Admittedly, there are drawbacks to turning one’s back on the infinity pools. On a Friday and Saturday night at the Wutma Hotel, it can sound like there is a constant stream of drunken sailors on shore leave outside your bedroom window. At the Oriental, the daily 4:30 a.m. call to prayer from the giant four-story Ali Mataan mosque right next door is an earlier alarm clock setting than I would normally choose. But in each case a few extra yawns are worth the wider experience—a point that seems lost on many others when they choose their hotels. 

Plenty has been written about the problems of foreign NGOs and aid in developing countries, and I saw enough of those problems to leave my highly skeptical of the self-serving bureaucracies of many foreign aid organisations. But it’s never clear cut, and I encountered plenty of NGO and embassy staff brimming with intelligence and vigour and whose hearts were in the right places. I still wonder, though, how you can ever truly begin to appreciate a place and its people and achieve a genuine deeper understanding if you are always living in fancy identikit hotels, or behind compound walls that create a microcosm of your own country. 

Admittedly, linguistic and cultural barriers may ultimately keep you from ever truly understanding a foreign land. But you can make worthwhile headway, nevertheless, and at least get beyond the mirage surface of the infinity pools and well-kept compounds. You can also have some fun at the same time. Ordinary locals, even if poor, do enjoy themselves in their countries. It’s not all horror and sorrow as presented in much foreign media coverage. It’s their home, come what may, and often they are more than gracious about letting you share in it too.

Admittedly, choosing to savour local culture in the Horn of Africa just got a bit challenging with COVID-19 now on the scene. Even trips to Europe and Spain are looking harder to pull off as COVID-19 infections wax and wane (though there is a big difference in risk between going to nightclubs in Barcelona and sauntering along the Camino in the fresh, sunlit air). The UK Staycation may prove unavoidable, but there’s no shame there: British local culture contains a cornucopia of worthy options: the past few months have further highlighted to me the joys of the North York Moors and the county’s dales and valleys full of rarely mentioned village gems such as the likes of Hutton Le Hole, Lastingham, Hubberholme—loved by J.B. Priestley—as well as the ever uplifting rugged Yorkshire coastline offering surprises such as Whitby’s gothic vibe and the smuggling den atmosphere of Robin Hood’s Bay. 
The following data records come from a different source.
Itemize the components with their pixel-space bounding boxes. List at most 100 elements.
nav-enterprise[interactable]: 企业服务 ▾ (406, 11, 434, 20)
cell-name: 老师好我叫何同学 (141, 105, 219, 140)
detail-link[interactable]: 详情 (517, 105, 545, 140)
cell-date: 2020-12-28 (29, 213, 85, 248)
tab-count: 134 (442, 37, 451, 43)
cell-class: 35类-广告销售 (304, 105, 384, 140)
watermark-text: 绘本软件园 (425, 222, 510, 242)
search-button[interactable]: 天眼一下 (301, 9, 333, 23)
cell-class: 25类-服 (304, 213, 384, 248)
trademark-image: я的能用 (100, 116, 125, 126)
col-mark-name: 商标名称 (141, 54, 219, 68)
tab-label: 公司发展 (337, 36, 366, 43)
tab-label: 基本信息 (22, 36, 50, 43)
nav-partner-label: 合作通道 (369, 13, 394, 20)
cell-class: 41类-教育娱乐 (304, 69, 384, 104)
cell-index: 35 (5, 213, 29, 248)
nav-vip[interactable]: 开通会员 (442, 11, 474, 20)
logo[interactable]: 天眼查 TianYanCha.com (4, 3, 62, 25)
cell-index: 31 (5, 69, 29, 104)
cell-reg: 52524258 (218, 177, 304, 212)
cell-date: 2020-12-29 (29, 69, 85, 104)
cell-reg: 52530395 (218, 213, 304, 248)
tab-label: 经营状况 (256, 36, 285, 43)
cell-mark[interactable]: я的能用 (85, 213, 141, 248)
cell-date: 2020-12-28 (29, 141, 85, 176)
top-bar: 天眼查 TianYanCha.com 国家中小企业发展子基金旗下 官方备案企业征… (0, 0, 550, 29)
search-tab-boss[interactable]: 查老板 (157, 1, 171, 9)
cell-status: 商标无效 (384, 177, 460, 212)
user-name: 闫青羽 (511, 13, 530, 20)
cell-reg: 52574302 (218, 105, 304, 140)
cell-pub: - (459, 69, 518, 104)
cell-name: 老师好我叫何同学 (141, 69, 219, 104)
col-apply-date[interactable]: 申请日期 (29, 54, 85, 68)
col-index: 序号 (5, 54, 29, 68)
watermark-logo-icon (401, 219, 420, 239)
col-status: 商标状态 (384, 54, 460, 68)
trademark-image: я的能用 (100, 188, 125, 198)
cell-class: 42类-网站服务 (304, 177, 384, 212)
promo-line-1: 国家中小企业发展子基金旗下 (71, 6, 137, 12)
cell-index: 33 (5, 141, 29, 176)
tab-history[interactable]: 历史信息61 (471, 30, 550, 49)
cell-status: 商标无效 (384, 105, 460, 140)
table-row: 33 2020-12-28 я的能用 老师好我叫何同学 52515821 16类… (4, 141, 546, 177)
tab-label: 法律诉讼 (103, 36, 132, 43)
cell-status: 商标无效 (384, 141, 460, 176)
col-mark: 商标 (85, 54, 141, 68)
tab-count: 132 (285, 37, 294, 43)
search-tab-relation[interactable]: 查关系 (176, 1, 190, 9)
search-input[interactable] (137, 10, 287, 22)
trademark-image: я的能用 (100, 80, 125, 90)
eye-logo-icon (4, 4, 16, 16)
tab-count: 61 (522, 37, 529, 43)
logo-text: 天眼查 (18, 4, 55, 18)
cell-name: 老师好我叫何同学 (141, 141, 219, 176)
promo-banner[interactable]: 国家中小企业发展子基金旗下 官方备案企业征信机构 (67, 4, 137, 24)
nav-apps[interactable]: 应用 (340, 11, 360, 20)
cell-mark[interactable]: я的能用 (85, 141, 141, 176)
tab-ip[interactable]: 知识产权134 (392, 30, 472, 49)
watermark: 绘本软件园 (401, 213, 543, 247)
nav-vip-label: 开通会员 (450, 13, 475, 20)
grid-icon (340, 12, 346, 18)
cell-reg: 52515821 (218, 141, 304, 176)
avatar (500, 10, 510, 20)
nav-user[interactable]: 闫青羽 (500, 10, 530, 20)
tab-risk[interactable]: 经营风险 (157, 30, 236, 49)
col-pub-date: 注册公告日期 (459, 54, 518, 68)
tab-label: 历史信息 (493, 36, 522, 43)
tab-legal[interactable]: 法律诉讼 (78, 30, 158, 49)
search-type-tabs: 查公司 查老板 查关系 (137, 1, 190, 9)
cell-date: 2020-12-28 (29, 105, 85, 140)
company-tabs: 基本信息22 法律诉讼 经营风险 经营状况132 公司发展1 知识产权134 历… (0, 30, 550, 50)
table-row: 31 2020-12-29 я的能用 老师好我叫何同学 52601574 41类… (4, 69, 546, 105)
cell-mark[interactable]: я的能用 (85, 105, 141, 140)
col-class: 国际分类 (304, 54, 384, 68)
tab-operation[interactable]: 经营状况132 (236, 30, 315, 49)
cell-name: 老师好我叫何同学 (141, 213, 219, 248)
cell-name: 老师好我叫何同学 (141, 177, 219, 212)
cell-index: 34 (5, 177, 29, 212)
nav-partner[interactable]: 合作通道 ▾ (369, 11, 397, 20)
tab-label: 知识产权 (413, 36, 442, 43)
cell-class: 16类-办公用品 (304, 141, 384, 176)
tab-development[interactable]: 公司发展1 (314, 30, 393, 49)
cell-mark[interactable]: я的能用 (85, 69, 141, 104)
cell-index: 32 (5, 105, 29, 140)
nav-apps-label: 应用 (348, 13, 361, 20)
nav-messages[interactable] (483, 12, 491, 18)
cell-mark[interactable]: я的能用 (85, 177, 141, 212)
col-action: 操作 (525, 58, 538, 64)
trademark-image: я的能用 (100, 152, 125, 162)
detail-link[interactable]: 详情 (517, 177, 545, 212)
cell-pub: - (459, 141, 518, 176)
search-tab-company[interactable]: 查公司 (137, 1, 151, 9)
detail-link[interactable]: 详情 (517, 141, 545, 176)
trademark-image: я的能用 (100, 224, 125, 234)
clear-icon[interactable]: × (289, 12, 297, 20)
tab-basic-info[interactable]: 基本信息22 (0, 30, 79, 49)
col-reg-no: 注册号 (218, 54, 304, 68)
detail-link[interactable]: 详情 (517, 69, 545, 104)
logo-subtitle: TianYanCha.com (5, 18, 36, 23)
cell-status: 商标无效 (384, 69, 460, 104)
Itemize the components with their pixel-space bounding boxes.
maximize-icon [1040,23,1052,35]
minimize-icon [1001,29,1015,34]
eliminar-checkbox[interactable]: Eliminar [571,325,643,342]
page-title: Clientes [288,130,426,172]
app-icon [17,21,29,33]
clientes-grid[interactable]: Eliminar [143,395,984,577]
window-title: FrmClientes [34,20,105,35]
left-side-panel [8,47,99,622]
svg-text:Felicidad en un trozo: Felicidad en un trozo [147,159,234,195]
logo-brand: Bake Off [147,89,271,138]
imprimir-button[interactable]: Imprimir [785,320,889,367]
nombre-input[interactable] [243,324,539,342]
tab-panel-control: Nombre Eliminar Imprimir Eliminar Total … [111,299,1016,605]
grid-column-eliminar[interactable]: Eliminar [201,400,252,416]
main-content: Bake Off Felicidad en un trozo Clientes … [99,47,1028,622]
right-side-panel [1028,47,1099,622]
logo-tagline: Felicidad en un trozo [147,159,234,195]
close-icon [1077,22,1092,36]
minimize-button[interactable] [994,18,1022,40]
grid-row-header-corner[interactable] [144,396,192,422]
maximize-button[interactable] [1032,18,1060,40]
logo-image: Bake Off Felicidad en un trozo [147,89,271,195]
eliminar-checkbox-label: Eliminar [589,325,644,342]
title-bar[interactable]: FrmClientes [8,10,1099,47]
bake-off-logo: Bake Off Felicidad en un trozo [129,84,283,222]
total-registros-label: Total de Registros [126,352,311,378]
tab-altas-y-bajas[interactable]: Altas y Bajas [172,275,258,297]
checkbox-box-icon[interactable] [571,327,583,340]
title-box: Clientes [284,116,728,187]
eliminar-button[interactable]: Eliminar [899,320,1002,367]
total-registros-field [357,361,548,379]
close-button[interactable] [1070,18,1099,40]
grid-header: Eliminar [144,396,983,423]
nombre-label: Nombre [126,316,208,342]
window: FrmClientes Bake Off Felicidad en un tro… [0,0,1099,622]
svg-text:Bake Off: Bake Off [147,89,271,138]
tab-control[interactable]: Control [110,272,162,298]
That’s just the county of North Yorkshire, which I have barely scratched. The UK offers astonishing good value for adventure once you break track from the mainstream. When I was weighing up doing the Camino, I was reminded of a passage in Death of a Hero that describes a walking holiday taken by the protagonist before he enlists in the army, from which I drew inspiration: 

“They had such a good time, jawing away as they walked, singing and out of tune, finding their way on maps, getting wet through and drying themselves by tap-room fires, talking to everyone, farmer or labourer, who would talk to them, reading and smoking over a pint of beer after supper and always that sense of adventure, or exploration, which urged them on every morning, even through mist and rain, and made fatigue and bad inns and muddy roads all rather an experience.”

I don’t know about you, but I’ll take that over the infinity pool.